A: TREC Temporal Summarization task (http://www.trec-ts.org/) is composed of two subtasks: Sequential Update Summarization and Value Tracking. The task of Sequential Update Summarization is to find timely, sentence-level, reliable, relevant and non-redundant updates about developing event. Value tracking aims at tracking values of event-related attributes that are of high importance to the event. Examples are the number of fatalities or financial impact. Both subtasks have clear temporal character since the updates have to be timely and relevant. Their outcome is then related to the subtask of ranking documents for the "recency" class of queries (Temporal Information Retrieval subtask). However, in the case of TempSum the scope is limited to the information about a concrete past event or to a particular type of attribute-like information such as a numerical value, etc. Also, returned information needs to be short and non-redundant.

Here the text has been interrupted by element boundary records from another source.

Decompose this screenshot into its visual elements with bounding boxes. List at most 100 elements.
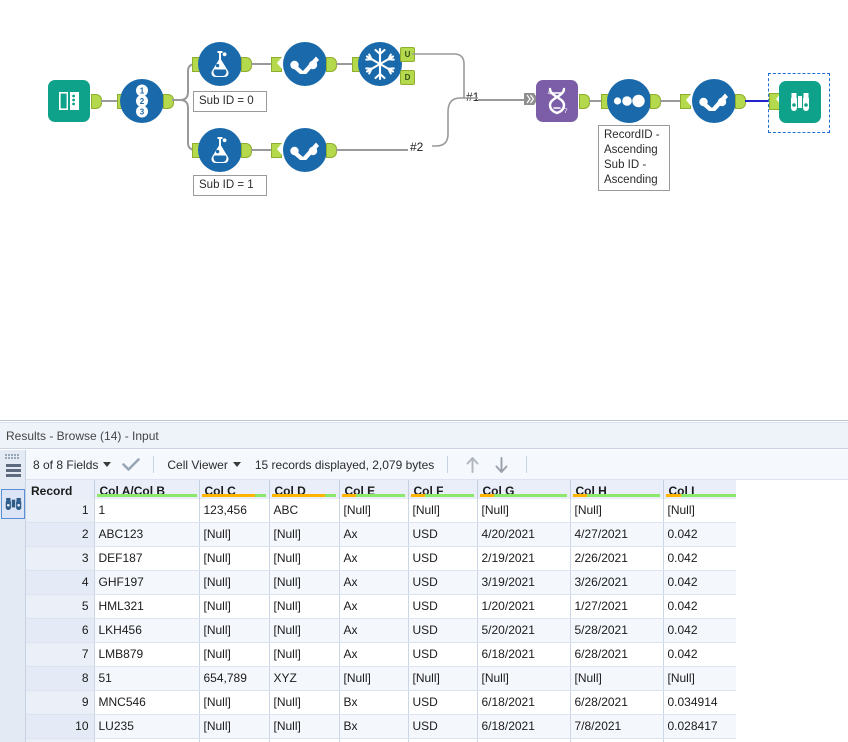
column-header-record[interactable]: Record — [26, 480, 95, 499]
table-cell[interactable]: [Null] — [199, 546, 270, 571]
table-cell[interactable]: [Null] — [570, 499, 664, 523]
table-row[interactable]: 2 ABC123 [Null] [Null] Ax USD 4/20/2021 4/27/20… — [26, 522, 736, 547]
table-cell[interactable]: [Null] — [339, 666, 409, 691]
table-cell[interactable]: LU235 — [94, 714, 200, 739]
table-cell[interactable]: [Null] — [269, 618, 340, 643]
scroll-down-button[interactable] — [487, 456, 516, 474]
table-cell[interactable]: 4/20/2021 — [477, 522, 571, 547]
table-cell[interactable]: 3/26/2021 — [570, 570, 664, 595]
table-cell[interactable]: USD — [408, 546, 478, 571]
anchor-in-select-final[interactable] — [680, 94, 691, 109]
table-cell[interactable]: [Null] — [269, 594, 340, 619]
table-cell[interactable]: [Null] — [269, 714, 340, 739]
table-cell[interactable]: USD — [408, 690, 478, 715]
table-cell[interactable]: USD — [408, 618, 478, 643]
table-cell[interactable]: 2/26/2021 — [570, 546, 664, 571]
table-cell[interactable]: [Null] — [199, 594, 270, 619]
table-cell[interactable]: USD — [408, 570, 478, 595]
tool-formula-bottom[interactable] — [198, 128, 242, 172]
table-cell[interactable]: 6/28/2021 — [570, 642, 664, 667]
table-row[interactable]: 3 DEF187 [Null] [Null] Ax USD 2/19/2021 2/26/20… — [26, 546, 736, 571]
table-cell[interactable]: Ax — [339, 546, 409, 571]
tool-input-data[interactable] — [48, 80, 90, 122]
cell-viewer-dropdown[interactable]: Cell Viewer — [164, 450, 248, 480]
table-cell[interactable]: 0.042 — [663, 618, 736, 643]
table-cell[interactable]: 4/27/2021 — [570, 522, 664, 547]
table-cell[interactable]: [Null] — [199, 618, 270, 643]
table-cell[interactable]: USD — [408, 594, 478, 619]
workflow-canvas[interactable]: 1 2 3 Sub ID = 0 Sub ID = 1 U D #1 #2 4 … — [0, 0, 848, 420]
table-cell[interactable]: Bx — [339, 738, 409, 742]
column-header-col-e[interactable]: Col E — [339, 480, 409, 499]
table-row[interactable]: 8 51 654,789 XYZ [Null] [Null] [Null] [Null] [Nu… — [26, 666, 736, 691]
table-cell[interactable]: 2/19/2021 — [477, 546, 571, 571]
table-cell[interactable]: [Null] — [663, 499, 736, 523]
table-row[interactable]: 7 LMB879 [Null] [Null] Ax USD 6/18/2021 6/28/20… — [26, 642, 736, 667]
anchor-in-select-bottom[interactable] — [271, 143, 282, 158]
table-cell[interactable]: USD — [408, 522, 478, 547]
tool-select-bottom[interactable] — [283, 128, 327, 172]
table-cell[interactable]: 0.042 — [663, 522, 736, 547]
sidebar-list-view-button[interactable] — [1, 456, 25, 486]
table-cell[interactable]: 0.042 — [663, 594, 736, 619]
table-cell[interactable]: [Null] — [269, 642, 340, 667]
column-header-col-c[interactable]: Col C — [199, 480, 270, 499]
column-header-col-d[interactable]: Col D — [269, 480, 340, 499]
table-cell[interactable]: [Null] — [269, 570, 340, 595]
table-cell[interactable]: 1/20/2021 — [477, 594, 571, 619]
table-cell[interactable]: 0.042 — [663, 570, 736, 595]
table-cell[interactable]: 3/19/2021 — [477, 570, 571, 595]
table-cell[interactable]: 0.042 — [663, 546, 736, 571]
table-cell[interactable]: [Null] — [199, 714, 270, 739]
table-cell[interactable]: [Null] — [199, 642, 270, 667]
tool-formula-top[interactable] — [198, 42, 242, 86]
table-cell[interactable]: 51 — [94, 666, 200, 691]
table-cell[interactable]: 6/28/2021 — [570, 690, 664, 715]
table-cell[interactable]: [Null] — [570, 666, 664, 691]
table-cell[interactable]: 0.034914 — [663, 690, 736, 715]
table-cell[interactable]: 5/28/2021 — [570, 618, 664, 643]
table-cell[interactable]: 1 — [94, 499, 200, 523]
scroll-up-button[interactable] — [458, 456, 487, 474]
table-cell[interactable]: 6/28/2021 — [570, 738, 664, 742]
table-cell[interactable]: [Null] — [663, 666, 736, 691]
tool-union[interactable]: 4 7 — [536, 80, 578, 122]
table-cell[interactable]: MNC546 — [94, 690, 200, 715]
table-cell[interactable]: ABC — [269, 499, 340, 523]
table-cell[interactable]: [Null] — [199, 690, 270, 715]
anchor-in-select-top[interactable] — [271, 57, 282, 72]
tool-unique[interactable] — [358, 42, 402, 86]
table-cell[interactable]: [Null] — [269, 522, 340, 547]
apply-fields-button[interactable] — [119, 450, 143, 480]
table-cell[interactable]: [Null] — [408, 499, 478, 523]
table-cell[interactable]: 6/18/2021 — [477, 738, 571, 742]
table-row[interactable]: 5 HML321 [Null] [Null] Ax USD 1/20/2021 1/27/20… — [26, 594, 736, 619]
table-row[interactable]: 4 GHF197 [Null] [Null] Ax USD 3/19/2021 3/26/20… — [26, 570, 736, 595]
table-cell[interactable]: DEF187 — [94, 546, 200, 571]
table-cell[interactable]: LKH456 — [94, 618, 200, 643]
table-cell[interactable]: Ax — [339, 594, 409, 619]
table-cell[interactable]: Ax — [339, 570, 409, 595]
table-cell[interactable]: [Null] — [199, 570, 270, 595]
table-row[interactable]: 9 MNC546 [Null] [Null] Bx USD 6/18/2021 6/28/20… — [26, 690, 736, 715]
table-cell[interactable]: 1/27/2021 — [570, 594, 664, 619]
table-cell[interactable]: 6/18/2021 — [477, 642, 571, 667]
table-cell[interactable]: Ax — [339, 618, 409, 643]
table-cell[interactable]: Ax — [339, 642, 409, 667]
table-cell[interactable]: [Null] — [477, 666, 571, 691]
table-cell[interactable]: 0.002449 — [663, 738, 736, 742]
table-cell[interactable]: Bx — [339, 714, 409, 739]
table-row[interactable]: 11NY985[Null][Null]BxUSD6/18/20216/28/20… — [26, 738, 736, 742]
table-cell[interactable]: [Null] — [477, 499, 571, 523]
table-cell[interactable]: [Null] — [269, 690, 340, 715]
table-cell[interactable]: [Null] — [408, 666, 478, 691]
table-cell[interactable]: 0.028417 — [663, 714, 736, 739]
column-header-col-a-col-b[interactable]: Col A/Col B — [94, 480, 200, 499]
table-cell[interactable]: NY985 — [94, 738, 200, 742]
column-header-col-i[interactable]: Col I — [663, 480, 736, 499]
table-cell[interactable]: [Null] — [269, 738, 340, 742]
table-cell[interactable]: [Null] — [199, 738, 270, 742]
table-cell[interactable]: GHF197 — [94, 570, 200, 595]
table-cell[interactable]: LMB879 — [94, 642, 200, 667]
table-row[interactable]: 6 LKH456 [Null] [Null] Ax USD 5/20/2021 5/28/20… — [26, 618, 736, 643]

Temporal Information Retrieval subtask in Temporalia, on the other hand, can take any category of temporal query as input. The results are in the form of ranked list of documents for which neither redundancy nor text length play any special role.
A: TREC Knowledge Base Acceleration (KBA) ( http://trec-kba.org/trec-kba-2013.shtml ) is a task for filtering a large stream of text to find documents that can help update knowledge bases like Wikipedia, FaceBook, Crunchbase. It is composed of two subtasks: Cumulative Citation Recommendation and Streaming Slot Filling. The former is about filtering documents that are worth citing in a profile of selected entities (profile could be a Wikipedia page of the entity). It does not put any requirement on temporality neither novelty of the content. On the other hand, Streaming Slot Filling tracks the attributes and relations of a selected entity over time. As the organizers state, it virtually “allows the target entity to "move" as accumulated content implies modifications to the attributes, relations, and free text associated with” an entity. Thus, again, like in the case of TempSum, the temporal information need is in the form of the recency requirement put on documents related to a particular entity such as a person or organization.
A: Space and time are commonly treated as orthogonal or parallel dimensions. GeoCLEF 2008 task (http://www.uni-hildesheim.de/geoclef/) required to categorize queries into geographic queries and non geographic queries. Similarly, in Temporalia the query categorization task consists of deciding whether query is temporal or non-temporal. GeoCLEF also looked deeper into the subparts of geographic queries differentiating typical three parts: "where", "geo-relation" and "what" components. The "what" component is of a map type (e.g., river, beach, mountain, monuments), yellow page type (e.g., businesses or organizations, like hotels, restaurants, hospitals) or information type. In Temporalia we propose deeper, hierarchy of query categorization proposing diverse query types such as recency, past-related or future-related queries. We then set up the second task consisting of ranking documents for diverse temporal query types.
A: GeoTime task ( http://metadata.berkeley.edu/NTCIR-GeoTime/) aims at answering mixed geo-temporal information needs represented by questions such as "When and where did George Kennan die?" or "When and where were the last three Winter Olympics held?". The temporal answer is in the form of date or period/interval type variable. In Temporalia we focus on more diverse types of temporal search needs (e.g., ones for which freshness and timeliness of answers play key role and so on).